One thing that can be said with certainty is that an NDA cannot be used to prevent a witness from cooperating with government investigations. The issue arises frequently in white collar investigations where corporate executives are approached by FBI special agents or other government investigators. Quite often, these individuals have signed NDAs which prohibit them from talking to “anyone” about internal company operations. For example, in one case under the Foreign Corrupt Practices Act (FCPA) in which I represented a witness, the company suggested that an NDA prevented the witness from appearing before a grand jury. This suggestion was quickly dropped, however, when the company retained a qualified white-collar counsel. In fact, in the prosecution of Michael Cohen, President Trump’s former attorney, the use of an NDA was part of the scheme to conceal unlawful payments to Ms. Daniels.

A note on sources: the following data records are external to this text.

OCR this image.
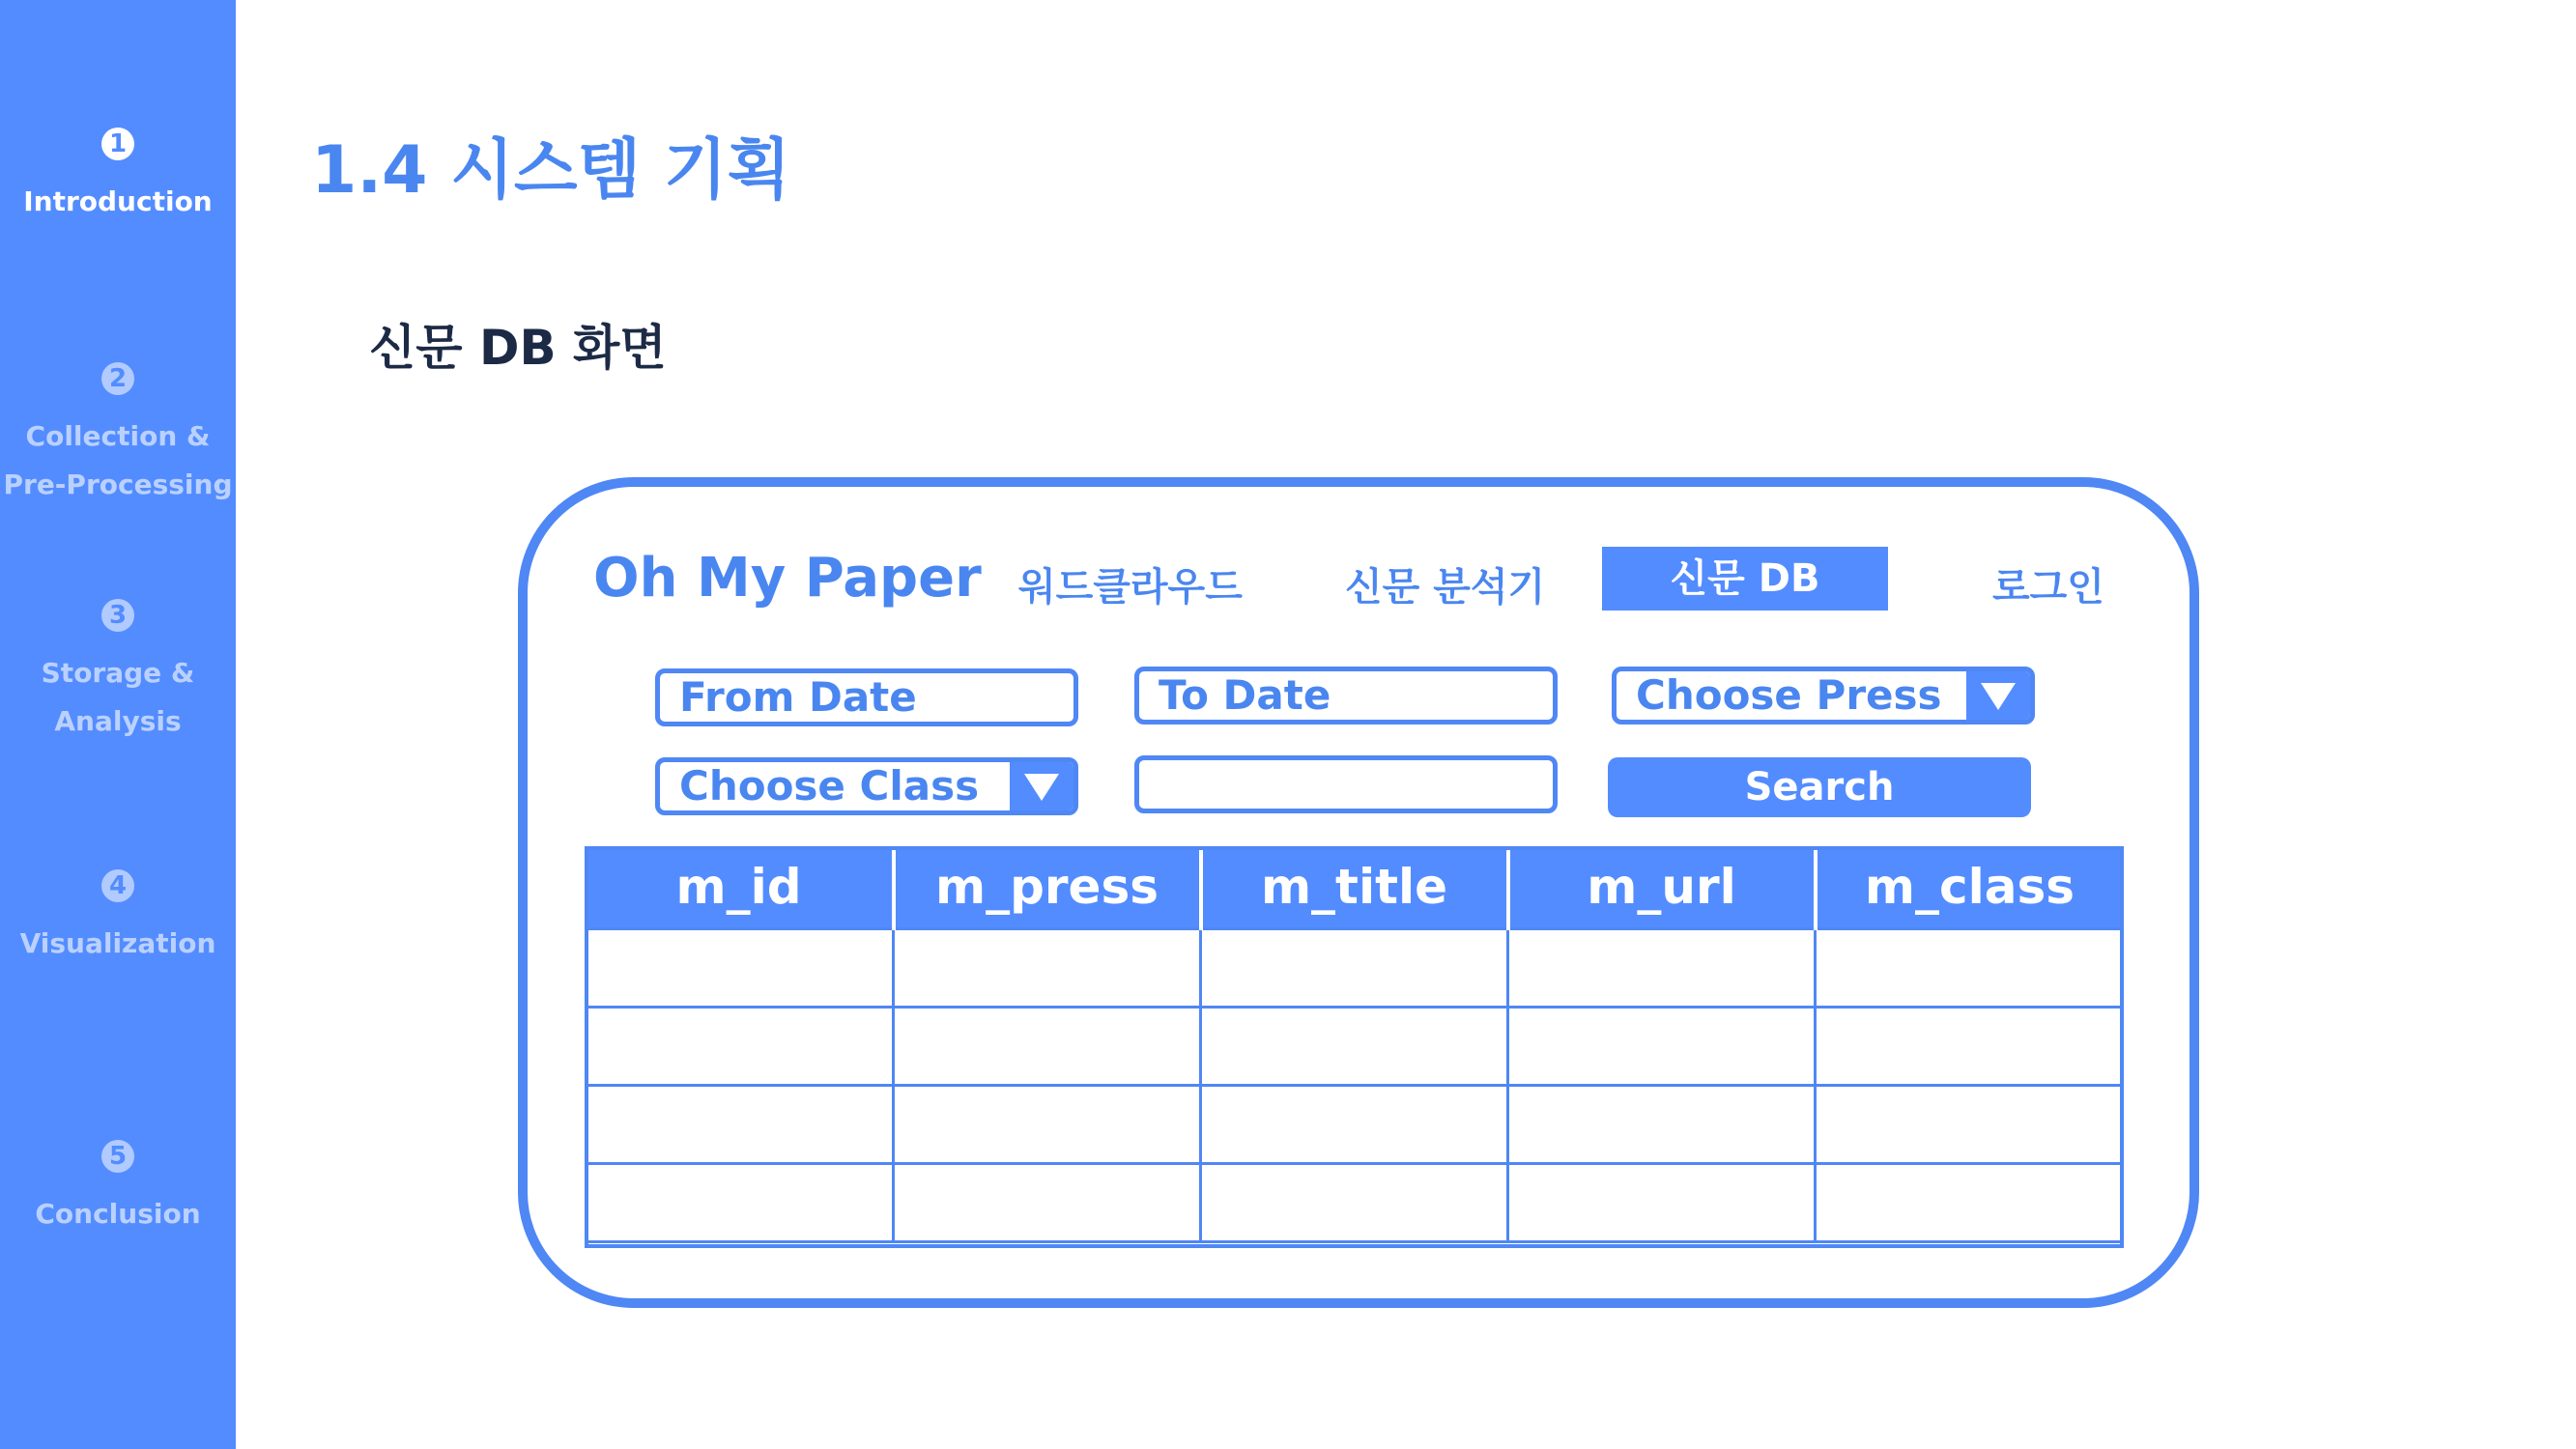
1
Introduction
2
Collection &
Pre-Processing
3
Storage &
Analysis
4
Visualization
5
Conclusion
1.4 시스템 기획
신문 DB 화면
Oh My Paper 워드클라우드	신문 분석기	신문 DB	로그인
From Date	To Date	Choose Press
Choose Class	Search
m_id	m_press	m_title	m_url	m_class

Investigations into the Trump Administration will be unique. For certain high- level political appointees, the possibility of asserting a claim of Executive Privilege may exist. However, the protection only applies to certain high-level appointees in limited circumstances. In United States v. Nixon, the Supreme Court held that Executive Privilege does not apply in criminal cases. Likewise, criminal investigations are likely to touch upon Classified Information, and the existence of a Classified Information NDA might prohibit disclosure of information or, more likely, require additional steps to be taken before the information could be disclosed.
Anyone who finds himself or herself involved in a federal criminal investigation, regardless of whether they are the subject or target of an investigation, or merely a witness, requires the assistance of a qualified white-collar criminal defense attorney. This is particularly true when the legal and contractual obligations of an individual are conflicting or unclear. In addition to determining whether a witness can be prevented from talking to federal agents, there is the separate issue as to whether the witness can be compelled to talk to federal agents. There is also an issue as to whether the witness should cooperate or not. The resolution of these issues is intensely fact specific and requires the assistance of counsel to properly navigate these extraordinarily difficult waters.